A hem facing is a separate pattern piece which is used for finishing hems, instead of a traditional folded hem. The hem facing is sewn onto the bottom of the garment before being turned up inside and stitched down, giving a lovely clean finish.
Where would I use it?
There’s lots of instances where you could use a hem facing, but here’s a few suggestions:
- On a curved hem, where it can be difficult to ease in the excess fabric on a traditional double turn hem, especially if you’d like a deeper hem
- If a garment has turned out a bit shorter than you’d like and you want to preserve as much length as possible, then a hem facing is a great way to do this. You can sew your hem facing on with as little as a ¼” / 6mm seam allowance, keeping the much needed length in your garment.
- When using a lightweight fabric a hem facing can add weight to the bottom of the garment and help it to hang. Bear in mind though that this will give a less floaty finish than if you used a narrow hem.
- On thick fabrics a hem facing can help to reduce bulk at the hemline, as you can use a lighter weight fabric for the facing.
- If you want to add stability or structure at the hemline then a hem facing can really help with this. Use a heavier weight fabric for the facing and interface it first to provide more body
- When you want a fun contrast on the inside of your garment then you can use a bold print for your facing. Use this to match with other details like pocket or waistband linings.
In this example I’m drafting a hem facing for the Strata Top by Sew Liberated, to add more weight and interest at the hem.

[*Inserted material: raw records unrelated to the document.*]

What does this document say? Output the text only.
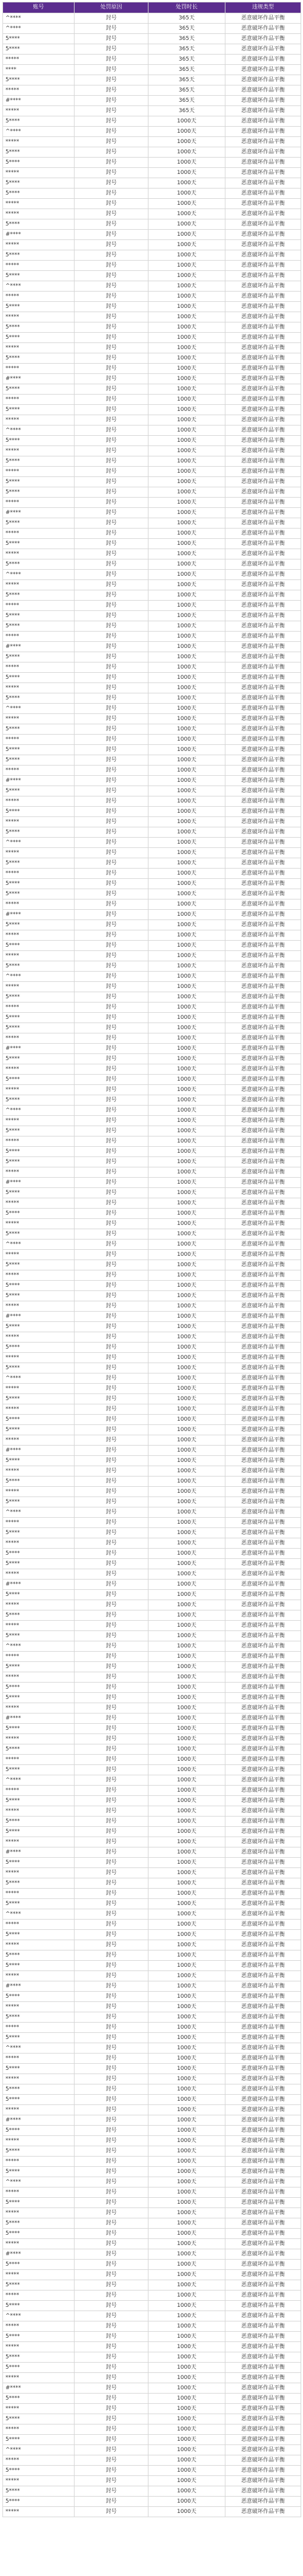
账号	处罚原因	处罚时长	违规类型
^****	封号	365天	恶意破坏作品平衡
^****	封号	365天	恶意破坏作品平衡
5****	封号	365天	恶意破坏作品平衡
5****	封号	365天	恶意破坏作品平衡
*****	封号	365天	恶意破坏作品平衡
****	封号	365天	恶意破坏作品平衡
5****	封号	365天	恶意破坏作品平衡
*****	封号	365天	恶意破坏作品平衡
#****	封号	365天	恶意破坏作品平衡
*****	封号	365天	恶意破坏作品平衡
5****	封号	1000天	恶意破坏作品平衡
^****	封号	1000天	恶意破坏作品平衡
*****	封号	1000天	恶意破坏作品平衡
5****	封号	1000天	恶意破坏作品平衡
5****	封号	1000天	恶意破坏作品平衡
*****	封号	1000天	恶意破坏作品平衡
5****	封号	1000天	恶意破坏作品平衡
5****	封号	1000天	恶意破坏作品平衡
*****	封号	1000天	恶意破坏作品平衡
*****	封号	1000天	恶意破坏作品平衡
5****	封号	1000天	恶意破坏作品平衡
#****	封号	1000天	恶意破坏作品平衡
*****	封号	1000天	恶意破坏作品平衡
5****	封号	1000天	恶意破坏作品平衡
*****	封号	1000天	恶意破坏作品平衡
5****	封号	1000天	恶意破坏作品平衡
^****	封号	1000天	恶意破坏作品平衡
*****	封号	1000天	恶意破坏作品平衡
5****	封号	1000天	恶意破坏作品平衡
*****	封号	1000天	恶意破坏作品平衡
5****	封号	1000天	恶意破坏作品平衡
5****	封号	1000天	恶意破坏作品平衡
*****	封号	1000天	恶意破坏作品平衡
5****	封号	1000天	恶意破坏作品平衡
*****	封号	1000天	恶意破坏作品平衡
#****	封号	1000天	恶意破坏作品平衡
5****	封号	1000天	恶意破坏作品平衡
*****	封号	1000天	恶意破坏作品平衡
5****	封号	1000天	恶意破坏作品平衡
*****	封号	1000天	恶意破坏作品平衡
^****	封号	1000天	恶意破坏作品平衡
5****	封号	1000天	恶意破坏作品平衡
*****	封号	1000天	恶意破坏作品平衡
5****	封号	1000天	恶意破坏作品平衡
*****	封号	1000天	恶意破坏作品平衡
5****	封号	1000天	恶意破坏作品平衡
5****	封号	1000天	恶意破坏作品平衡
*****	封号	1000天	恶意破坏作品平衡
#****	封号	1000天	恶意破坏作品平衡
5****	封号	1000天	恶意破坏作品平衡
*****	封号	1000天	恶意破坏作品平衡
5****	封号	1000天	恶意破坏作品平衡
*****	封号	1000天	恶意破坏作品平衡
5****	封号	1000天	恶意破坏作品平衡
^****	封号	1000天	恶意破坏作品平衡
*****	封号	1000天	恶意破坏作品平衡
5****	封号	1000天	恶意破坏作品平衡
*****	封号	1000天	恶意破坏作品平衡
5****	封号	1000天	恶意破坏作品平衡
5****	封号	1000天	恶意破坏作品平衡
*****	封号	1000天	恶意破坏作品平衡
#****	封号	1000天	恶意破坏作品平衡
5****	封号	1000天	恶意破坏作品平衡
*****	封号	1000天	恶意破坏作品平衡
5****	封号	1000天	恶意破坏作品平衡
*****	封号	1000天	恶意破坏作品平衡
5****	封号	1000天	恶意破坏作品平衡
^****	封号	1000天	恶意破坏作品平衡
*****	封号	1000天	恶意破坏作品平衡
5****	封号	1000天	恶意破坏作品平衡
*****	封号	1000天	恶意破坏作品平衡
5****	封号	1000天	恶意破坏作品平衡
5****	封号	1000天	恶意破坏作品平衡
*****	封号	1000天	恶意破坏作品平衡
#****	封号	1000天	恶意破坏作品平衡
5****	封号	1000天	恶意破坏作品平衡
*****	封号	1000天	恶意破坏作品平衡
5****	封号	1000天	恶意破坏作品平衡
*****	封号	1000天	恶意破坏作品平衡
5****	封号	1000天	恶意破坏作品平衡
^****	封号	1000天	恶意破坏作品平衡
*****	封号	1000天	恶意破坏作品平衡
5****	封号	1000天	恶意破坏作品平衡
*****	封号	1000天	恶意破坏作品平衡
5****	封号	1000天	恶意破坏作品平衡
5****	封号	1000天	恶意破坏作品平衡
*****	封号	1000天	恶意破坏作品平衡
#****	封号	1000天	恶意破坏作品平衡
5****	封号	1000天	恶意破坏作品平衡
*****	封号	1000天	恶意破坏作品平衡
5****	封号	1000天	恶意破坏作品平衡
*****	封号	1000天	恶意破坏作品平衡
5****	封号	1000天	恶意破坏作品平衡
^****	封号	1000天	恶意破坏作品平衡
*****	封号	1000天	恶意破坏作品平衡
5****	封号	1000天	恶意破坏作品平衡
*****	封号	1000天	恶意破坏作品平衡
5****	封号	1000天	恶意破坏作品平衡
5****	封号	1000天	恶意破坏作品平衡
*****	封号	1000天	恶意破坏作品平衡
#****	封号	1000天	恶意破坏作品平衡
5****	封号	1000天	恶意破坏作品平衡
*****	封号	1000天	恶意破坏作品平衡
5****	封号	1000天	恶意破坏作品平衡
*****	封号	1000天	恶意破坏作品平衡
5****	封号	1000天	恶意破坏作品平衡
^****	封号	1000天	恶意破坏作品平衡
*****	封号	1000天	恶意破坏作品平衡
5****	封号	1000天	恶意破坏作品平衡
*****	封号	1000天	恶意破坏作品平衡
5****	封号	1000天	恶意破坏作品平衡
5****	封号	1000天	恶意破坏作品平衡
*****	封号	1000天	恶意破坏作品平衡
#****	封号	1000天	恶意破坏作品平衡
5****	封号	1000天	恶意破坏作品平衡
*****	封号	1000天	恶意破坏作品平衡
5****	封号	1000天	恶意破坏作品平衡
*****	封号	1000天	恶意破坏作品平衡
5****	封号	1000天	恶意破坏作品平衡
^****	封号	1000天	恶意破坏作品平衡
*****	封号	1000天	恶意破坏作品平衡
5****	封号	1000天	恶意破坏作品平衡
*****	封号	1000天	恶意破坏作品平衡
5****	封号	1000天	恶意破坏作品平衡
5****	封号	1000天	恶意破坏作品平衡
*****	封号	1000天	恶意破坏作品平衡
#****	封号	1000天	恶意破坏作品平衡
5****	封号	1000天	恶意破坏作品平衡
*****	封号	1000天	恶意破坏作品平衡
5****	封号	1000天	恶意破坏作品平衡
*****	封号	1000天	恶意破坏作品平衡
5****	封号	1000天	恶意破坏作品平衡
^****	封号	1000天	恶意破坏作品平衡
*****	封号	1000天	恶意破坏作品平衡
5****	封号	1000天	恶意破坏作品平衡
*****	封号	1000天	恶意破坏作品平衡
5****	封号	1000天	恶意破坏作品平衡
5****	封号	1000天	恶意破坏作品平衡
*****	封号	1000天	恶意破坏作品平衡
#****	封号	1000天	恶意破坏作品平衡
5****	封号	1000天	恶意破坏作品平衡
*****	封号	1000天	恶意破坏作品平衡
5****	封号	1000天	恶意破坏作品平衡
*****	封号	1000天	恶意破坏作品平衡
5****	封号	1000天	恶意破坏作品平衡
^****	封号	1000天	恶意破坏作品平衡
*****	封号	1000天	恶意破坏作品平衡
5****	封号	1000天	恶意破坏作品平衡
*****	封号	1000天	恶意破坏作品平衡
5****	封号	1000天	恶意破坏作品平衡
5****	封号	1000天	恶意破坏作品平衡
*****	封号	1000天	恶意破坏作品平衡
#****	封号	1000天	恶意破坏作品平衡
5****	封号	1000天	恶意破坏作品平衡
*****	封号	1000天	恶意破坏作品平衡
5****	封号	1000天	恶意破坏作品平衡
*****	封号	1000天	恶意破坏作品平衡
5****	封号	1000天	恶意破坏作品平衡
^****	封号	1000天	恶意破坏作品平衡
*****	封号	1000天	恶意破坏作品平衡
5****	封号	1000天	恶意破坏作品平衡
*****	封号	1000天	恶意破坏作品平衡
5****	封号	1000天	恶意破坏作品平衡
5****	封号	1000天	恶意破坏作品平衡
*****	封号	1000天	恶意破坏作品平衡
#****	封号	1000天	恶意破坏作品平衡
5****	封号	1000天	恶意破坏作品平衡
*****	封号	1000天	恶意破坏作品平衡
5****	封号	1000天	恶意破坏作品平衡
*****	封号	1000天	恶意破坏作品平衡
5****	封号	1000天	恶意破坏作品平衡
^****	封号	1000天	恶意破坏作品平衡
*****	封号	1000天	恶意破坏作品平衡
5****	封号	1000天	恶意破坏作品平衡
*****	封号	1000天	恶意破坏作品平衡
5****	封号	1000天	恶意破坏作品平衡
5****	封号	1000天	恶意破坏作品平衡
*****	封号	1000天	恶意破坏作品平衡
#****	封号	1000天	恶意破坏作品平衡
5****	封号	1000天	恶意破坏作品平衡
*****	封号	1000天	恶意破坏作品平衡
5****	封号	1000天	恶意破坏作品平衡
*****	封号	1000天	恶意破坏作品平衡
5****	封号	1000天	恶意破坏作品平衡
^****	封号	1000天	恶意破坏作品平衡
*****	封号	1000天	恶意破坏作品平衡
5****	封号	1000天	恶意破坏作品平衡
*****	封号	1000天	恶意破坏作品平衡
5****	封号	1000天	恶意破坏作品平衡
5****	封号	1000天	恶意破坏作品平衡
*****	封号	1000天	恶意破坏作品平衡
#****	封号	1000天	恶意破坏作品平衡
5****	封号	1000天	恶意破坏作品平衡
*****	封号	1000天	恶意破坏作品平衡
5****	封号	1000天	恶意破坏作品平衡
*****	封号	1000天	恶意破坏作品平衡
5****	封号	1000天	恶意破坏作品平衡
^****	封号	1000天	恶意破坏作品平衡
*****	封号	1000天	恶意破坏作品平衡
5****	封号	1000天	恶意破坏作品平衡
*****	封号	1000天	恶意破坏作品平衡
5****	封号	1000天	恶意破坏作品平衡
5****	封号	1000天	恶意破坏作品平衡
*****	封号	1000天	恶意破坏作品平衡
#****	封号	1000天	恶意破坏作品平衡
5****	封号	1000天	恶意破坏作品平衡
*****	封号	1000天	恶意破坏作品平衡
5****	封号	1000天	恶意破坏作品平衡
*****	封号	1000天	恶意破坏作品平衡
5****	封号	1000天	恶意破坏作品平衡
^****	封号	1000天	恶意破坏作品平衡
*****	封号	1000天	恶意破坏作品平衡
5****	封号	1000天	恶意破坏作品平衡
*****	封号	1000天	恶意破坏作品平衡
5****	封号	1000天	恶意破坏作品平衡
5****	封号	1000天	恶意破坏作品平衡
*****	封号	1000天	恶意破坏作品平衡
#****	封号	1000天	恶意破坏作品平衡
5****	封号	1000天	恶意破坏作品平衡
*****	封号	1000天	恶意破坏作品平衡
5****	封号	1000天	恶意破坏作品平衡
*****	封号	1000天	恶意破坏作品平衡
5****	封号	1000天	恶意破坏作品平衡
^****	封号	1000天	恶意破坏作品平衡
*****	封号	1000天	恶意破坏作品平衡
5****	封号	1000天	恶意破坏作品平衡
*****	封号	1000天	恶意破坏作品平衡
5****	封号	1000天	恶意破坏作品平衡
5****	封号	1000天	恶意破坏作品平衡
*****	封号	1000天	恶意破坏作品平衡
#****	封号	1000天	恶意破坏作品平衡
5****	封号	1000天	恶意破坏作品平衡
*****	封号	1000天	恶意破坏作品平衡
5****	封号	1000天	恶意破坏作品平衡
*****	封号	1000天	恶意破坏作品平衡
5****	封号	1000天	恶意破坏作品平衡
^****	封号	1000天	恶意破坏作品平衡
*****	封号	1000天	恶意破坏作品平衡
5****	封号	1000天	恶意破坏作品平衡
*****	封号	1000天	恶意破坏作品平衡
5****	封号	1000天	恶意破坏作品平衡
5****	封号	1000天	恶意破坏作品平衡
*****	封号	1000天	恶意破坏作品平衡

How do I draft and sew one?
Some patterns come with a facing piece already included, but if your pattern doesn’t then you’ll be pleased to hear they’re very simple to draft. To do this you’ll need some scraps of paper or newspaper, a pen or pencil and a ruler.
Firstly you’ll need to decide how deep you’d like your finished hem facing to be. In my example I’ve made the finished facing 2” / 5cm, which gives a nice deep hem. But you are the designer here! Feel free to make yours narrower or taller.
Press the facing towards the seam allowance and understitch. This is a line of stitching on the facing which catches both seam allowances below and helps the facing stay nice and hidden on the inside.
Now press the facing all the way to the inside and pin into position. Make sure it’s nice and smooth here and the fabric isn’t getting tucked or folded. Again, align any seams with each other, as well as the centre front and centre back points.